The group lost part of its battle yesterday when a court ruled that from 4pm today eight of the discounted lines will return to the resale maintenance price, an increase of 25 per cent. The two companies involved are Roche Pharmaceuticals, which makes Sanatogen, and Seven Seas which produces the Seven Seas range of vitamin supplements.
A wider injunction was thrown out but the two parties are due in court again next Thursday for a further hearing to decide the price level of the 70 remaining lines which are the subject of dispute.

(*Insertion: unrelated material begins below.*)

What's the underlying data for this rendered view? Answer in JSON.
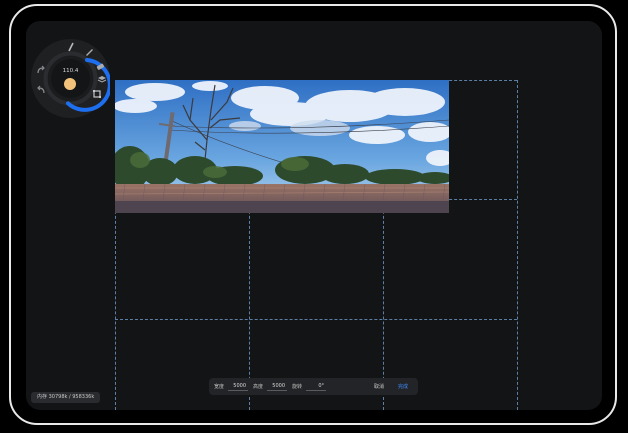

Tony Campbell, Asda's trading director, said: "We continue to fight to bring better value vitamins, minerals and supplements to our customers. We also urge the Office of Fair Trading to speed up their investigations of this outdated price-fixing agreement."
The injunctions follows Monday's action by Procter & Gamble, Warner Wellcome and Reckitt & Colman which threatened legal proceedings if Asda extended its discounting policy to their products.
Asda expressed disappointment the drugs firms had resorted to solicitors' letters before speaking to the group.The group mounted its challenge to the resale price maintenance of non-prescription drugs last week when it cut the price of 80 vitamins and mineral products by up to 20 per cent.
Boots and Sainsbury's have already responded with some price cuts, though a full-scale price war has not yet been threatened.
The mediations battle follows Asda's successful challenge to the Net Book Agreement which collapsed last month.
Asda is also supportive of Tesco's threat to spark a magazine price war if the industry's distribution and wholesaling arrangements are not made more flexible.